The simple fact is that stone crab densities in The Bahamas are not high enough
to support a full scale commercial fishery operation. Quoting from the FAO
report on aquaculture in The Bahamas (scroll down to section B for the stone
crab information): “It has a high market demand, but unlike the crawfish it is far
from abundant here”. The basic literature suggests that stone crab densities
may be 1% or less compared to those in Florida. This difference in density may
have many explanations. First, Florida’s coastal waters are much more
productive in general, which may affect stone crab population sizes. Or
perhaps the freshwater input in Florida’s coastal estuaries is critical for stone
crab life history. Whatever the reasons, stone crabs are simply not very
abundant around Abaco.
If I am not mistaken, I think the initial plans were to bring 30,000 live
crabs into the rearing facility! That alone would have a drastic impact on the
local population. But even if there are sufficient population sizes for to support
captive crab raising, there is little likelihood that the facility will be able to
support the endeavor. The NOAA website on stone crabs identifies this problem
“The most recent attempts at mariculture show that major hurdles, such as large
space requirements and the aggressive nature of the animal, must be overcome
before commercial production of stone crab is successful.”
Is there any indication that the owners of the processing facility have the
experience or expertise to overcome a hurdle that professional aquaculture
companies have not been able to clear? I think that question is rhetorical.

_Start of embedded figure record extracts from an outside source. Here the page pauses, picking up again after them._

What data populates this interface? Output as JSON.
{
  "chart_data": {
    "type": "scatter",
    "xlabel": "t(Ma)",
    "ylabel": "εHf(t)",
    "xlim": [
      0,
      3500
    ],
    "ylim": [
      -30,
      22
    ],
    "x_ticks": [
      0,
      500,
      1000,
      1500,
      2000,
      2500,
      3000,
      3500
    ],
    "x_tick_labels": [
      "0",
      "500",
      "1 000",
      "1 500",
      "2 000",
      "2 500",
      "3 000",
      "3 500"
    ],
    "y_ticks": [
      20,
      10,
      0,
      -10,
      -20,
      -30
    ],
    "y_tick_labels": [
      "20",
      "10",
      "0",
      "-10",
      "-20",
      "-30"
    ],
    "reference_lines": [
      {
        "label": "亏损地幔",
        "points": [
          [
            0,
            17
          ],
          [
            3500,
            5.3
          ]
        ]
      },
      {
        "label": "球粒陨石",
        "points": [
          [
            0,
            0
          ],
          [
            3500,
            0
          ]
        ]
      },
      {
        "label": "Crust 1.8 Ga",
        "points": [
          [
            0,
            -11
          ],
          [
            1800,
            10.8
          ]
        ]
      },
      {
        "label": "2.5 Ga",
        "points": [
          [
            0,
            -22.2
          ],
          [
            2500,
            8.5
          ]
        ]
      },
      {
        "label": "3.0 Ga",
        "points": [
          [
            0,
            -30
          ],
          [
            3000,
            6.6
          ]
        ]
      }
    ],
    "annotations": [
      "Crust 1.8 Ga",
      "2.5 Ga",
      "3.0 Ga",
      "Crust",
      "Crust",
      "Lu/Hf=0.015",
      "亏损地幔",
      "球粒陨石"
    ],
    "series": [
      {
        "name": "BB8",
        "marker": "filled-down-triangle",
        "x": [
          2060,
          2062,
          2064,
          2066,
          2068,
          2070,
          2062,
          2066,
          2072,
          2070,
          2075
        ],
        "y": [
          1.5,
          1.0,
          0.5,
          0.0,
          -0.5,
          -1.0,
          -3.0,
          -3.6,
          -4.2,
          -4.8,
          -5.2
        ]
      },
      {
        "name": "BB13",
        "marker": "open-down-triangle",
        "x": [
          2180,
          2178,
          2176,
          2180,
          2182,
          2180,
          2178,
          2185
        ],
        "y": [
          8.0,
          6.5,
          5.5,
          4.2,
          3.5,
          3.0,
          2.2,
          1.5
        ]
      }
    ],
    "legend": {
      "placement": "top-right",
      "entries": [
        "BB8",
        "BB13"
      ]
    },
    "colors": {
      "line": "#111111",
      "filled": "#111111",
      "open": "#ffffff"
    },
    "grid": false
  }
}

The third component of the project is apparently an attempt at full aquaculture
of the species. That is, actually having captive breeding crabs and raising the spawned
larvae to reproductive adults. This is a critical part of selling the processing plant
proposal to the government, as it is being characterized as a way that stone crab
the company will actually supplement, and thus increase, the natural stone crab
harvest. The chances of this component of the project working is just about zero. To
understand why, a quick look at stone crab reproductive biology.
I copy some text here straight from the NOAA website on stone crab fisheries:
Stone crabs mate after molting when the female is soft. Males deposit
spermatozoa in the receptacle of the female. Eggs are fertilized within the ovary
lumen. After fertilization and ovarian development, eggs are deposited in an
external mass or sponge (160,000 to 1 million per egg mass) beneath the female
abdomen. At this time, females are termed ovigerous, or egg-bearing. Eggs
usually hatch within two weeks after they are extruded. Larval development
takes approximately four weeks before metamorphosis to the juvenile form.
The key here is the last sentence. Stone crabs, like many marine invertebrates,
have a pelagic larval stage, meaning that the larvae are free-swimming
zooplankton that may waft on currents for weeks. There is tremendous difficulty
in having a facility that can support raising these larval stage crabs. As an
example, look at the complexities of blue crab rearing facilities. This level of
expertise and commitment is far beyond that in the proposed Abaco project.
In sum, the current plan for a stone crab processing industry on Abaco is either
naive or insincere (or both). Another boondoggle where environmental
damage likely will far exceed the purported benefits. This and similar plans need
to be thoroughly vetted before they are allowed to go forward.